DBRS has a number of safeguards in place to ensure that the analysis side is never influenced by how the company pays its bills.
Critics like White say it's hard to believe that the agencies would be willing to downgrade the rating on a company they depend on for a large chunk of their revenue.
Even if government-sponsorship isn't the answer, a further problem with the current system is that once the snowball starts rolling, it can be hard to stop. Average investors may not care that Spanish debt is now rated Baa- until it plays out on North American stock markets, or hurts the company they work for because it has extensive operations in Spain.
If more than one agency decides a country's word is worthless, under their own rules governments can be forced to shed the assets as collateral.

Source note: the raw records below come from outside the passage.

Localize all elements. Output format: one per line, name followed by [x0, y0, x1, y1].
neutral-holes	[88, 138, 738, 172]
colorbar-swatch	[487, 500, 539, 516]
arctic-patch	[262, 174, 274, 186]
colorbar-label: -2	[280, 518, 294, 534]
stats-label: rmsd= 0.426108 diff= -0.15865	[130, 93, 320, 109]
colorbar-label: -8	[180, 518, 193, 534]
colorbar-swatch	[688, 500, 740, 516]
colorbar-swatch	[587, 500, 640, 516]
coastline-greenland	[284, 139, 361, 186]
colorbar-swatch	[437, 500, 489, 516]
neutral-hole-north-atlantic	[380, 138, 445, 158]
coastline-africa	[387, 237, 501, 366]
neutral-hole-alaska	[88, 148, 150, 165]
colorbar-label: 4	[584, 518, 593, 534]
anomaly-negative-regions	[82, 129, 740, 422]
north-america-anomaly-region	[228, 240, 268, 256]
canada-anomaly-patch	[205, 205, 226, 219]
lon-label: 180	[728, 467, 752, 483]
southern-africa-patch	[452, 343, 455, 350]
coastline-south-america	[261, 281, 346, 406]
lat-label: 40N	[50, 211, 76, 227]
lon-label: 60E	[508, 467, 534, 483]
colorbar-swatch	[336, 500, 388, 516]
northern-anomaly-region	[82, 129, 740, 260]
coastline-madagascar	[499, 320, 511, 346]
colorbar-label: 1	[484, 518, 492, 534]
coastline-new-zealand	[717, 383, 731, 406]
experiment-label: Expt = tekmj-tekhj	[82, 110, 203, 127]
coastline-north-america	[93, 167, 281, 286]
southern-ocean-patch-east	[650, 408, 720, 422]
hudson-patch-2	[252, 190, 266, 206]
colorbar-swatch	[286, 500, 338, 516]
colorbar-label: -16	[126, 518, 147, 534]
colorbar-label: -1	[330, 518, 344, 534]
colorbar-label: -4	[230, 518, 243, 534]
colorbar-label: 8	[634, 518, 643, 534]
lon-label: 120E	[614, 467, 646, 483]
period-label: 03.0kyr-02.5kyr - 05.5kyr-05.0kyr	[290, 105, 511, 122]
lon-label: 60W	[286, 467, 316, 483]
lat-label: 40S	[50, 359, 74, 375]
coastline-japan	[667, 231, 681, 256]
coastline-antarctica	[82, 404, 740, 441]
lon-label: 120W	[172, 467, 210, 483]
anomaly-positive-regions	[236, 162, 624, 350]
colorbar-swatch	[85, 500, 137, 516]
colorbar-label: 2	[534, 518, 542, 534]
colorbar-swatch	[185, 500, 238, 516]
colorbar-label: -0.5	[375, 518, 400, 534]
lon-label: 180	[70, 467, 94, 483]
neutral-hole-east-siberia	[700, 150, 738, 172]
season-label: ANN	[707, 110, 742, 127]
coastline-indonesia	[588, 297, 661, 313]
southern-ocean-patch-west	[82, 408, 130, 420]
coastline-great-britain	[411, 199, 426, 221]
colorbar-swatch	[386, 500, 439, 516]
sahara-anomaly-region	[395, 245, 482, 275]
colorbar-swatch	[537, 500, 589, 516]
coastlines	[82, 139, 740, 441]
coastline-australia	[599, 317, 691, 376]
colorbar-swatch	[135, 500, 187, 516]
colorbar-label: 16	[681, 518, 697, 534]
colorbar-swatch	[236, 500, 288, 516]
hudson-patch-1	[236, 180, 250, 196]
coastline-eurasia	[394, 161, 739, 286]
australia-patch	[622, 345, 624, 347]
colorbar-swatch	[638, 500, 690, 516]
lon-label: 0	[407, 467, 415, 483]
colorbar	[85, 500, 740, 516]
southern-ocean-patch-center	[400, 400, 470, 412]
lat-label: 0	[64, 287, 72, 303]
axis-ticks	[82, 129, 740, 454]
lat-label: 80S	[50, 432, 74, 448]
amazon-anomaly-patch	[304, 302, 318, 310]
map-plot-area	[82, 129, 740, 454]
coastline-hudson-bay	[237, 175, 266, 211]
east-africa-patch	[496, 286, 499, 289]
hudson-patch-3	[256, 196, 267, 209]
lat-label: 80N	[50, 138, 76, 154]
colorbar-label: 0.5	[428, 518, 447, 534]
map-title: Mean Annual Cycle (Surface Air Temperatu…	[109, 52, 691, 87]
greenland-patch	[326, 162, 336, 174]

European Central Bank rules, for example, prohibit using government bonds as collateral if they are bestowed junk status by more than one agency. That would be disastrous for any country trying to dig itself out of a financial hole.
Ultimately, critics push for reform, but acknowledge they're unlikely to see any changes in an industry that's been chugging along for more than a century.
Says Bethlenfalvy: "It's not a great system but it's the best we've come up with."